In an effort to curb the menace, the Child Protection Unit of the Ugandan police, which is headquartered in the capital city, has trained 210 officers with ILO-IPEC (International Labour Organization’s International Programme on Elimination of Child Labour) assistance and is sensitising communities. (The ILO’s International Programme on the Elimination of Child Labour (IPEC) was created in 1992 with the goal of the progressive elimination of child labour, which was to be achieved through strengthening the capacity of countries to deal with the problem and promoting a worldwide movement to combat child labour. IPEC currently has operations in 88 countries and works with various government bodies and NGOs.) The unit also visits schools and has initiated radio programmes to raise awareness about human trafficking.
Checkpoints, on major roads leading to Kampala from north and east of the country, have been established to rescue women and children ferried out in vehicles.
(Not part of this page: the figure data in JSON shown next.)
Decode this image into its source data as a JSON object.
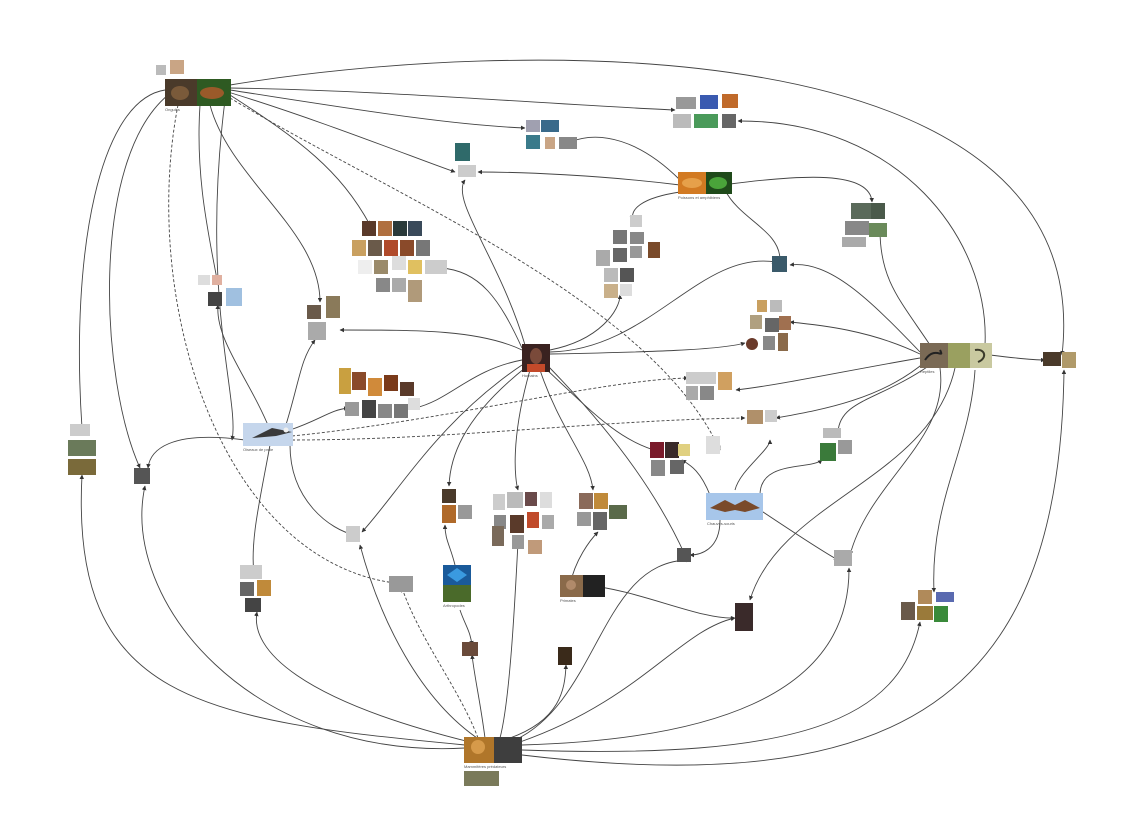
{
  "nodes": {
    "human": {
      "label": "Humains",
      "colors": [
        "#5b2f26",
        "#2b1b18"
      ]
    },
    "cattle": {
      "label": "Ongulés",
      "colors": [
        "#6d4a2b",
        "#8e5a2e",
        "#3a5e2a"
      ]
    },
    "fish": {
      "label": "Poissons et amphibiens",
      "colors": [
        "#c46a18",
        "#2c8a2f"
      ]
    },
    "reptile": {
      "label": "Reptiles",
      "colors": [
        "#6b5a45",
        "#8a9a5a",
        "#9aa04a"
      ]
    },
    "bird": {
      "label": "Oiseaux de proie",
      "colors": [
        "#b7cbe5",
        "#5a5a5a"
      ]
    },
    "bat": {
      "label": "Chauves-souris",
      "colors": [
        "#a9c7ea",
        "#7a4a2a"
      ]
    },
    "carnivore": {
      "label": "Mammifères prédateurs",
      "colors": [
        "#b0762a",
        "#3f3f3f"
      ]
    },
    "insect": {
      "label": "Arthropodes",
      "colors": [
        "#1f6fb0",
        "#3a6a2a"
      ]
    },
    "primate": {
      "label": "Primates",
      "colors": [
        "#8a6a4a",
        "#222222"
      ]
    }
  }
}
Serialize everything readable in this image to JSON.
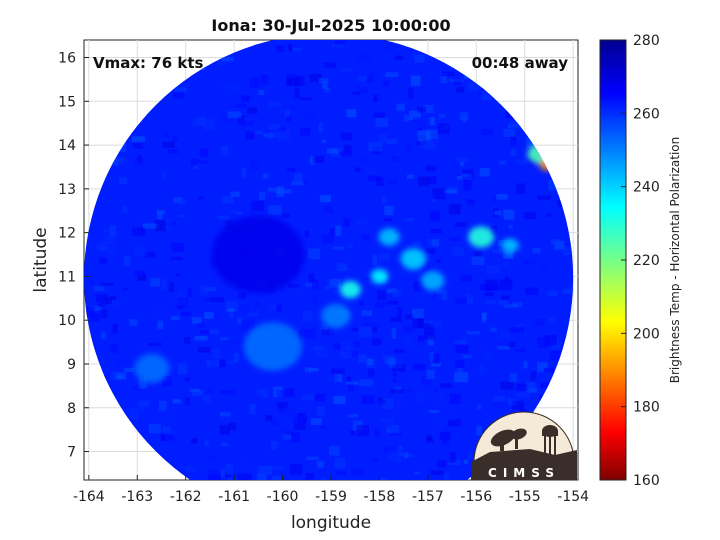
{
  "chart_data": {
    "type": "heatmap",
    "title": "Iona: 30-Jul-2025 10:00:00",
    "xlabel": "longitude",
    "ylabel": "latitude",
    "xlim": [
      -164.1,
      -153.9
    ],
    "ylim": [
      6.35,
      16.4
    ],
    "xticks": [
      "-164",
      "-163",
      "-162",
      "-161",
      "-160",
      "-159",
      "-158",
      "-157",
      "-156",
      "-155",
      "-154"
    ],
    "yticks": [
      "7",
      "8",
      "9",
      "10",
      "11",
      "12",
      "13",
      "14",
      "15",
      "16"
    ],
    "grid": true,
    "swath_center": [
      -159.05,
      11.05
    ],
    "swath_radius_deg": 5.0,
    "field": "Brightness Temp - Horizontal Polarization",
    "colorbar": {
      "label": "Brightness Temp - Horizontal Polarization",
      "min": 160,
      "max": 280,
      "ticks": [
        "160",
        "180",
        "200",
        "220",
        "240",
        "260",
        "280"
      ],
      "colormap": "jet"
    },
    "background_value": 262,
    "features": [
      {
        "lon": -158.6,
        "lat": 10.7,
        "value": 232,
        "spread": 0.18
      },
      {
        "lon": -158.0,
        "lat": 11.0,
        "value": 235,
        "spread": 0.15
      },
      {
        "lon": -157.3,
        "lat": 11.4,
        "value": 240,
        "spread": 0.22
      },
      {
        "lon": -157.8,
        "lat": 11.9,
        "value": 242,
        "spread": 0.18
      },
      {
        "lon": -156.9,
        "lat": 10.9,
        "value": 244,
        "spread": 0.2
      },
      {
        "lon": -155.9,
        "lat": 11.9,
        "value": 230,
        "spread": 0.22
      },
      {
        "lon": -155.3,
        "lat": 11.7,
        "value": 242,
        "spread": 0.15
      },
      {
        "lon": -158.9,
        "lat": 10.1,
        "value": 250,
        "spread": 0.25
      },
      {
        "lon": -160.2,
        "lat": 9.4,
        "value": 252,
        "spread": 0.5
      },
      {
        "lon": -162.7,
        "lat": 8.9,
        "value": 252,
        "spread": 0.3
      },
      {
        "lon": -154.55,
        "lat": 13.55,
        "value": 190,
        "spread": 0.12
      },
      {
        "lon": -154.7,
        "lat": 13.8,
        "value": 225,
        "spread": 0.2
      },
      {
        "lon": -160.5,
        "lat": 11.5,
        "value": 268,
        "spread": 0.8
      }
    ],
    "annotations": {
      "vmax": "Vmax: 76 kts",
      "away": "00:48 away"
    },
    "logo_text": "CIMSS"
  },
  "colors": {
    "background": "#ffffff",
    "grid": "#dcdcdc",
    "axis": "#222222",
    "logo_fill": "#3a2e2a",
    "logo_sky": "#f4ead7"
  }
}
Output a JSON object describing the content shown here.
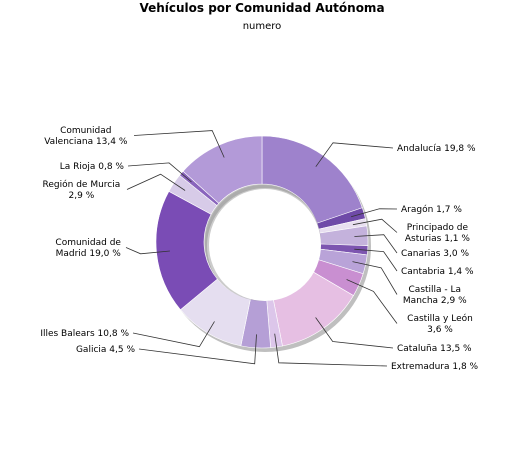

Moses Okello, an academician at The Refugee Law Project, in partnership with the Faculty of Law, Makerere University, and the Human Rights Peace Centre (HURIPEC), believes country’s immigration system is wanting. “Most immigration officers are not skilled enough to understand or even detect how child trafficking rings operate,” he says, adding, “There is a local joke that it is difficult to pass illegal drugs through Ugandan immigration, but easy to pass humans.”